Categoricals are a powerful feature in pandas allowing one to encode a relationship between memory inefficient data to memory efficient data. The tradeoff here is that the performance trade-off of Categoricals is highly dependent on the cardinality of the encoded column. This means that it is in our best interest to be able to identify columns that should be treated as Categorical data.

from pandas import read_csv, DataFrame
from io import StringIO
from textwrap import dedent
from numpy.random import default_rng
from utils import simple_buffer

rng = default_rng(0)
data = {}
for i in range(100):
    df = DataFrame({
        'col1': rng.uniform(90, 110, size=1_000),
        'col2': rng.normal(200, 20, size=1_000)
    })

    with simple_buffer() as buffer:
        df.to_csv(buffer, index=False)
    data[f'data{i}.csv'] = buffer
#-------

# Review
from pandas import concat
# parts = []
# for path, fileobj in data.items():
#     parts.append(
#         read_csv(fileobj).assign(origin=path)
#     )
# print(concat(parts).memory_usage(deep=True))

# parts = {}
# for path, fileobj in data.items():
#     parts[path] = read_csv(fileobj)
# print(
#     concat(parts, names=['origin', 'row_no']) #.memory_usage(deep=True)
# )

from pandas import concat, Categorical
parts = []
for i, fileobj in enumerate(data.values()):
    parts.append(
        read_csv(fileobj).assign(origin=i)
    )
print(
    concat(parts)
    .assign(
        origin=lambda d: Categorical.from_codes(d['origin'], categories=data.keys())
    )
    .memory_usage(deep=True)
)

In fact Categoricals turn up more often than you might think, we can also express common datetime components as Categoricals to improve both the performance and readability of our code.

from numpy.random import default_rng
from pandas import DataFrame, date_range, CategoricalDtype, Categorical
from utils import timed
from calendar import day_name

rng = default_rng(0)

df = (
    DataFrame({
        'timestamp': date_range('2000-01-01', freq='10min', periods=500_000),
        'volume': rng.uniform(1, 300, size=500_000),
        'desk': rng.choice(['Alice', 'Bob', 'Charlie', 'Dana'], size=500_000)
    })

    # Review
    .astype({'desk': 'category'})
    # .assign(day_of_week=lambda d: d['timestamp'].dt.strftime('%A')) # %A ⇒ full weekday name
    .assign(day_of_week=lambda d:
        Categorical.from_codes(d['timestamp'].dt.day_of_week, categories=day_name[:])
    )
)

print(
    # df.loc[lambda d: ~d['day_of_week'].isin(['Saturday', 'Sunday']), 'volume'].mean(),

    df.pivot_table(index='desk', columns='day_of_week', values='volume', aggfunc='sum'),
    sep='\n' * 2
)

Minimizing Numeric Dtypes

While these tricks make for nice blogposts, does anyone actually minimze numeric dtypes by hand?

from textwrap import dedent
from pandas import read_table, to_numeric
from io import StringIO

buffer = StringIO(
    dedent('''
       a      b
       1    1.1
       2    2.2
       3    3.3
       4    4.4
       5    5.5
    ''')
)

df = ( # Review
    read_table(buffer, sep='\s{2,}', engine='python')
    .astype({
        'a': 'int8',
        'b': 'float32',
    })
)

Nullable Data Types

int64 vs Int64? What’s the big idea here?
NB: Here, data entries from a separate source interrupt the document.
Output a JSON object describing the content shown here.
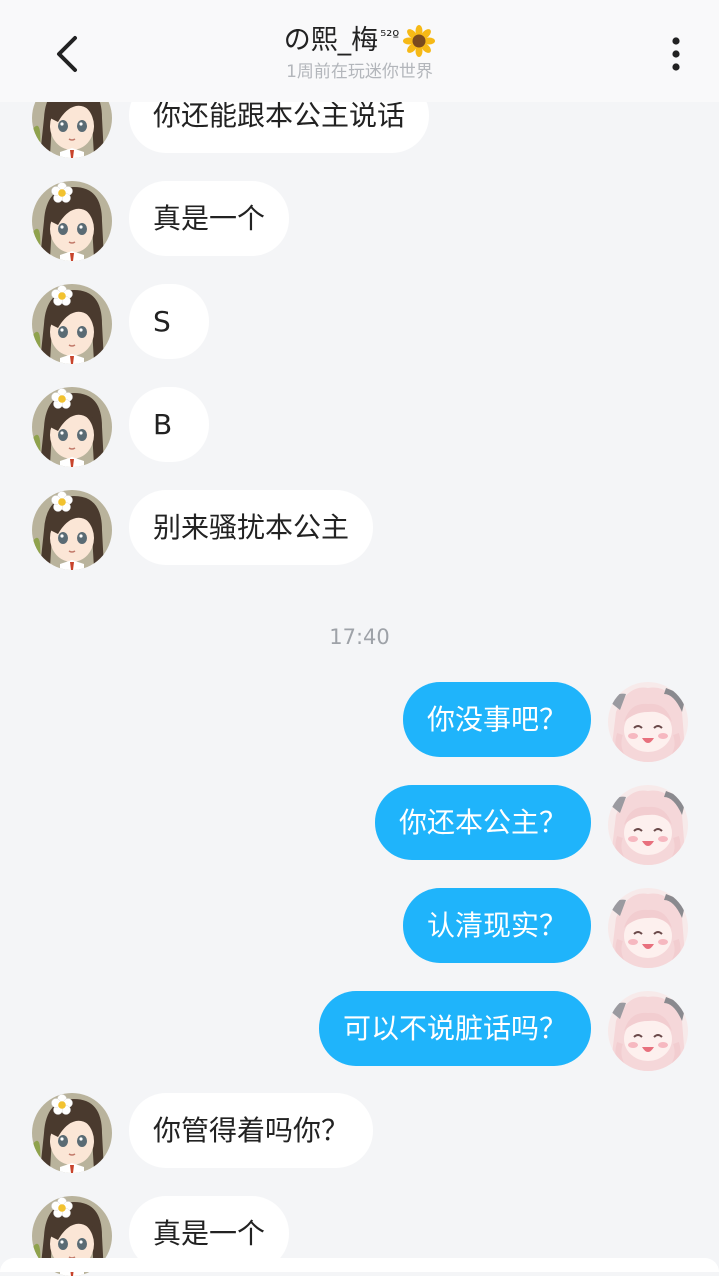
{
  "header": {
    "title": "の熙_梅",
    "title_suffix": "⁵²º",
    "status": "1周前在玩迷你世界"
  },
  "colors": {
    "outgoing_bubble": "#1fb4fb",
    "incoming_bubble": "#ffffff",
    "background": "#f4f5f7"
  },
  "messages": [
    {
      "side": "in",
      "text": "你还能跟本公主说话"
    },
    {
      "side": "in",
      "text": "真是一个"
    },
    {
      "side": "in",
      "text": "S"
    },
    {
      "side": "in",
      "text": "B"
    },
    {
      "side": "in",
      "text": "别来骚扰本公主"
    },
    {
      "side": "out",
      "text": "你没事吧？"
    },
    {
      "side": "out",
      "text": "你还本公主？"
    },
    {
      "side": "out",
      "text": "认清现实？"
    },
    {
      "side": "out",
      "text": "可以不说脏话吗？"
    },
    {
      "side": "in",
      "text": "你管得着吗你？"
    },
    {
      "side": "in",
      "text": "真是一个"
    }
  ],
  "timestamp": "17:40"
}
Null data has a long history in pandas and NumPy, and is one of the large points where these two tools diverged from one another. But when do I really want to use a nullable datatype in pandas? What’s wrong with numpy.nan?

from pandas import DataFrame, date_range
from numpy.random import default_rng
from calendar import month_name

rng = default_rng(0)

prices = DataFrame({
    'desk': rng.choice(['Alice', 'Bob', 'Charlie', 'Dana'], size=100),
    'timestamp': date_range(start='2000-01-01', periods=100, freq='W', tz='US/Eastern'),
    'volume': rng.uniform(100, 200, size=100).astype('int'),
}).assign(
    week=lambda d: d['timestamp'].dt.month_name()
).sample(frac=.5)

print(  # Review
    prices.pivot_table(index='week', columns='desk', values='volume', aggfunc='sum')
    .loc[month_name[1:]]
)